A Model For Diffusively Coupled Self-Oscillating Droplets With Delay

The Oregonator system, consisting in a set of three Ordinary Differential Equations (ODEs), is widely used in the literature to model the oscillatory Belousov-Zhabotinsky (BZ) chemical reaction. Recently, D’ambrosio et al. used adapted numerical methods to follow the apriori known qualitative behaviour of the solution and improve the quantitative matching with experiments. Budroni et al. employed a modified version of the Oregonator to model a network of diffusively coupled inorganic oscillators, confined in micro-compartments by means of a flow-focus microfluidic technique. This class of networks is effective for predicting and understanding the global dynamics of those systems where the diffusion of activatory or inhibitory signals regulates the communication among different individuals.
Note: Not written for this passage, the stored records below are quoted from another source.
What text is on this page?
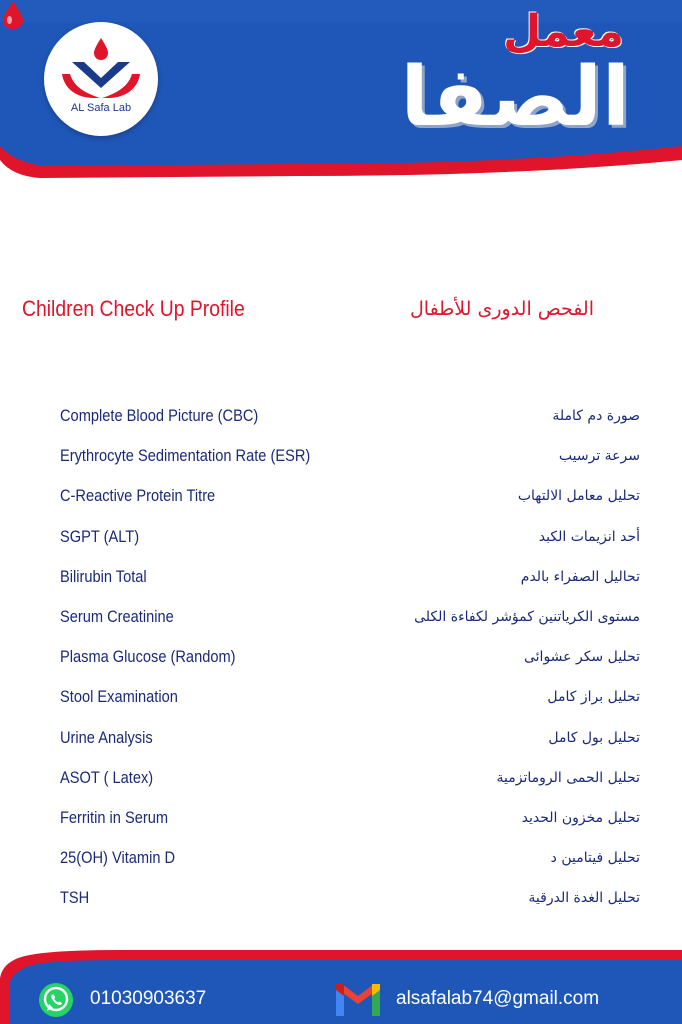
AL Safa Lab
معمل
الصفا
Children Check Up Profile	الفحص الدورى للأطفال
Complete Blood Picture (CBC)	صورة دم كاملة
Erythrocyte Sedimentation Rate (ESR)	سرعة ترسيب
C-Reactive Protein Titre	تحليل معامل الالتهاب
SGPT (ALT)	أحد انزيمات الكبد
Bilirubin Total	تحاليل الصفراء بالدم
Serum Creatinine	مستوى الكرياتنين كمؤشر لكفاءة الكلى
Plasma Glucose (Random)	تحليل سكر عشوائى
Stool Examination	تحليل براز كامل
Urine Analysis	تحليل بول كامل
ASOT ( Latex)	تحليل الحمى الروماتزمية
Ferritin in Serum	تحليل مخزون الحديد
25(OH) Vitamin D	تحليل فيتامين د
TSH	تحليل الغدة الدرقية
01030903637	alsafalab74@gmail.com
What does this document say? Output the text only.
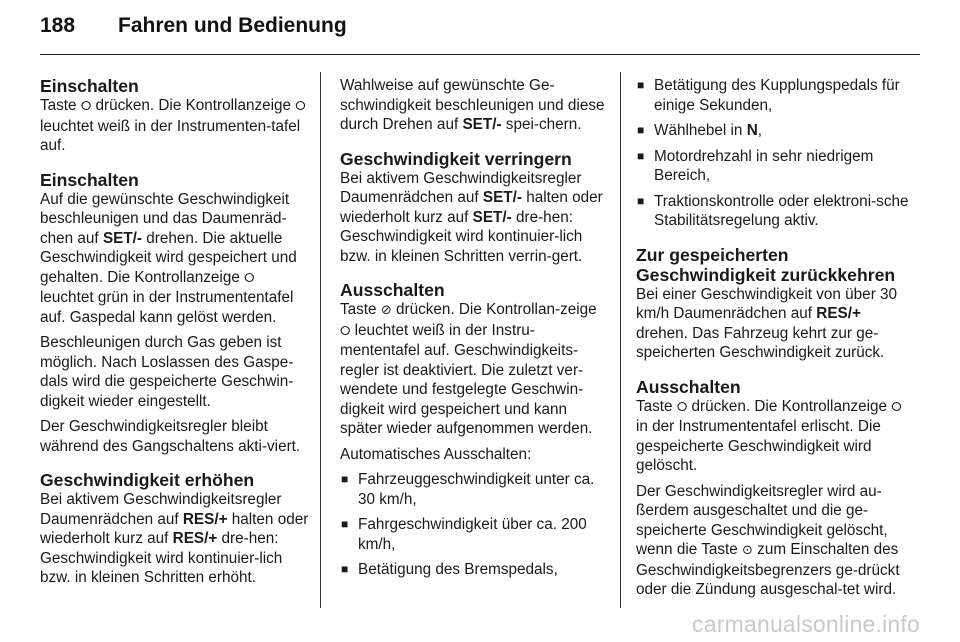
188 Fahren und Bedienung
Einschalten

Taste ⭘ drücken. Die Kontrollanzeige ⭘ leuchtet weiß in der Instrumenten-tafel auf.

Einschalten

Auf die gewünschte Geschwindigkeit beschleunigen und das Daumenräd-chen auf SET/- drehen. Die aktuelle Geschwindigkeit wird gespeichert und gehalten. Die Kontrollanzeige ⭘ leuchtet grün in der Instrumententafel auf. Gaspedal kann gelöst werden.

Beschleunigen durch Gas geben ist möglich. Nach Loslassen des Gaspe-dals wird die gespeicherte Geschwin-digkeit wieder eingestellt.

Der Geschwindigkeitsregler bleibt während des Gangschaltens akti-viert.

Geschwindigkeit erhöhen

Bei aktivem Geschwindigkeitsregler Daumenrädchen auf RES/+ halten oder wiederholt kurz auf RES/+ dre-hen: Geschwindigkeit wird kontinuier-lich bzw. in kleinen Schritten erhöht.

Wahlweise auf gewünschte Ge-schwindigkeit beschleunigen und diese durch Drehen auf SET/- spei-chern.

Geschwindigkeit verringern

Bei aktivem Geschwindigkeitsregler Daumenrädchen auf SET/- halten oder wiederholt kurz auf SET/- dre-hen: Geschwindigkeit wird kontinuier-lich bzw. in kleinen Schritten verrin-gert.

Ausschalten

Taste ⊘ drücken. Die Kontrollan-zeige ⭘ leuchtet weiß in der Instru-mententafel auf. Geschwindigkeits-regler ist deaktiviert. Die zuletzt ver-wendete und festgelegte Geschwin-digkeit wird gespeichert und kann später wieder aufgenommen werden.

Automatisches Ausschalten:

■ Fahrzeuggeschwindigkeit unter ca. 30 km/h,
■ Fahrgeschwindigkeit über ca. 200 km/h,
■ Betätigung des Bremspedals,
■ Betätigung des Kupplungspedals für einige Sekunden,
■ Wählhebel in N,
■ Motordrehzahl in sehr niedrigem Bereich,
■ Traktionskontrolle oder elektroni-sche Stabilitätsregelung aktiv.
Zur gespeicherten Geschwindigkeit zurückkehren

Bei einer Geschwindigkeit von über 30 km/h Daumenrädchen auf RES/+ drehen. Das Fahrzeug kehrt zur ge-speicherten Geschwindigkeit zurück.

Ausschalten

Taste ⭘ drücken. Die Kontrollanzeige ⭘ in der Instrumententafel erlischt. Die gespeicherte Geschwindigkeit wird gelöscht.

Der Geschwindigkeitsregler wird au-ßerdem ausgeschaltet und die ge-speicherte Geschwindigkeit gelöscht, wenn die Taste ⊙ zum Einschalten des Geschwindigkeitsbegrenzers ge-drückt oder die Zündung ausgeschal-tet wird.

carmanualsonline.info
By tuning the lamellarity and permeability of the BZ cell membrane, the relative contribution of the inhibitory and activatory coupling can be finely controlled to induce unprecedented synchronisation patterns. In this talk, we want to address the impact of time delays that, because of compartmentalisation constraints such as lamellarity, can affect the chemical communication among successive microoscillators. We therefore introduced a delay in the coupling term of the ODEs model thus obtaining a system of Delay Differential Equations (DDEs). We next explored the effect of varying this time-delayed feedback as a control parameter. Our contribution provides an alternative modelling approach that might improve the quantitative matching between in-silico simulations and experimental results and, more in general, it represents a further step towards understanding, predicting and classifying possible synchronization scenarios driven by communication delays in ensembles of diffusively coupled oscillators.